This year for Christmas, kids at the Metro Atlanta Boys and Girls Club were faced with a tough decision when asked if they would either want a present for themselves or give a gift to a parent. (Robert Bliss Creative/UP TV)

A few dozen low-income children in Atlanta were asked recently to make a difficult choice: They could have the Christmas present of their dreams. Or they could give a gift of their choosing to a parent.

These kids, who ranged from 6 to 11 years old, belong to the Boys and Girls Club of Metro Atlanta, where 83 percent are from poor families. Some can’t afford to put up a Christmas tree at home.

Their wishes for themselves ranged from a computer to an Xbox 360 to a Barbie house. When asked what they thought their parents would want, one little boy guessed a ring because “she’s never really had a ring.” Another said a television. The next said a watch.

Then the kids were given their dream gift. And the gift for their parents. With both gifts sitting in front of them, the kids were told they could only pick one.

In the end, they all chose to sacrifice what they wanted to make their parent happy.

[Scientists have found that part of your brain where Christmas Spirit lives]

Adrienne Leon, the Boys and Girls Club of Metro Atlanta marketing specialist, said the parents were blown away that their kids chose to give to them and were so attuned to what they would want and enjoy.

The video is a project of UP TV, a television channel dedicated to uplifting programming. The network has an “uplift someone” campaign, and the theme this year is “give it up,” to encourage people to think about what they’d be willing to give up to help another.

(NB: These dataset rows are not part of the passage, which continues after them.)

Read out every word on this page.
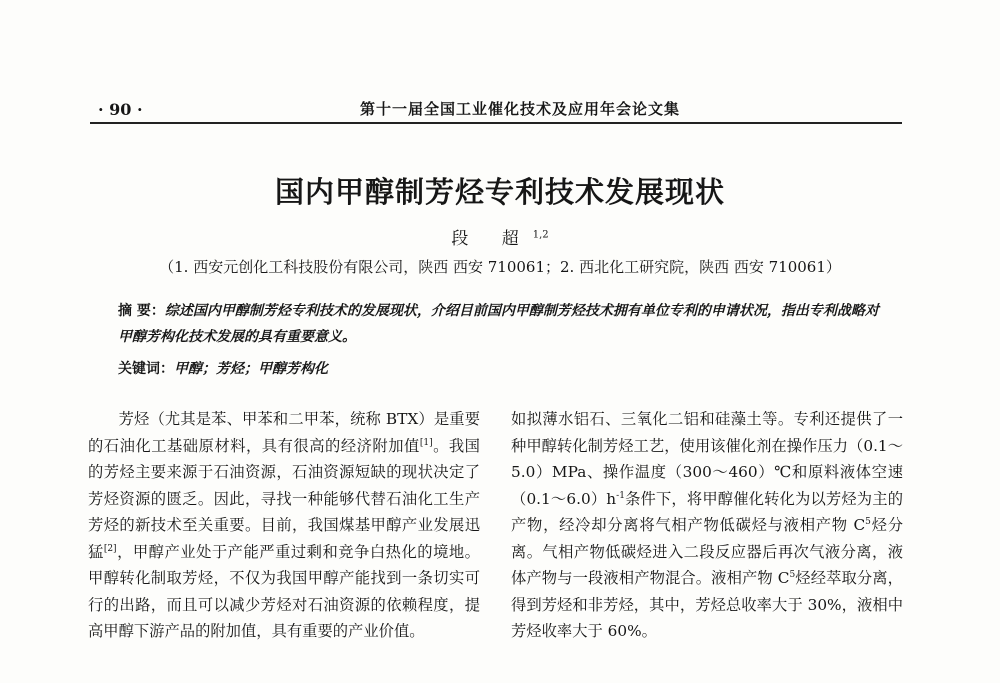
· 90 ·	第十一届全国工业催化技术及应用年会论文集
国内甲醇制芳烃专利技术发展现状
段 超$^{1,2}$
（1. 西安元创化工科技股份有限公司，陕西 西安 710061；2. 西北化工研究院，陕西 西安 710061）
摘 要：综述国内甲醇制芳烃专利技术的发展现状，介绍目前国内甲醇制芳烃技术拥有单位专利的申请状况，指出专利战略对甲醇芳构化技术发展的具有重要意义。
关键词：甲醇；芳烃；甲醇芳构化

芳烃（尤其是苯、甲苯和二甲苯，统称 BTX）是重要的石油化工基础原材料，具有很高的经济附加值[1]。我国的芳烃主要来源于石油资源，石油资源短缺的现状决定了芳烃资源的匮乏。因此，寻找一种能够代替石油化工生产芳烃的新技术至关重要。目前，我国煤基甲醇产业发展迅猛[2]，甲醇产业处于产能严重过剩和竞争白热化的境地。甲醇转化制取芳烃，不仅为我国甲醇产能找到一条切实可行的出路，而且可以减少芳烃对石油资源的依赖程度，提高甲醇下游产品的附加值，具有重要的产业价值。

如拟薄水铝石、三氧化二铝和硅藻土等。专利还提供了一种甲醇转化制芳烃工艺，使用该催化剂在操作压力（0.1～5.0）MPa、操作温度（300～460）℃和原料液体空速$(0.1\sim 6.0)h^{-1}$条件下，将甲醇催化转化为以芳烃为主的产物，经冷却分离将气相产物低碳烃与液相产物 $C^5$烃分离。气相产物低碳烃进入二段反应器后再次气液分离，液体产物与一段液相产物混合。液相产物 $C^5$烃经萃取分离，得到芳烃和非芳烃，其中，芳烃总收率大于 30%，液相中芳烃收率大于 60%。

Wendy McCoy, UP TV senior vice president of marketing, said the organizers were amazed at the children’s selflessness and “how touched they were to be able to make this choice.”

“I saw pride there for them to be able to make that sacrifice,” she said. “It’s really driving home the true meaning of Christmas that it’s better to give than receive.”

And in that spirit, the network ultimately let the kids keep both gifts.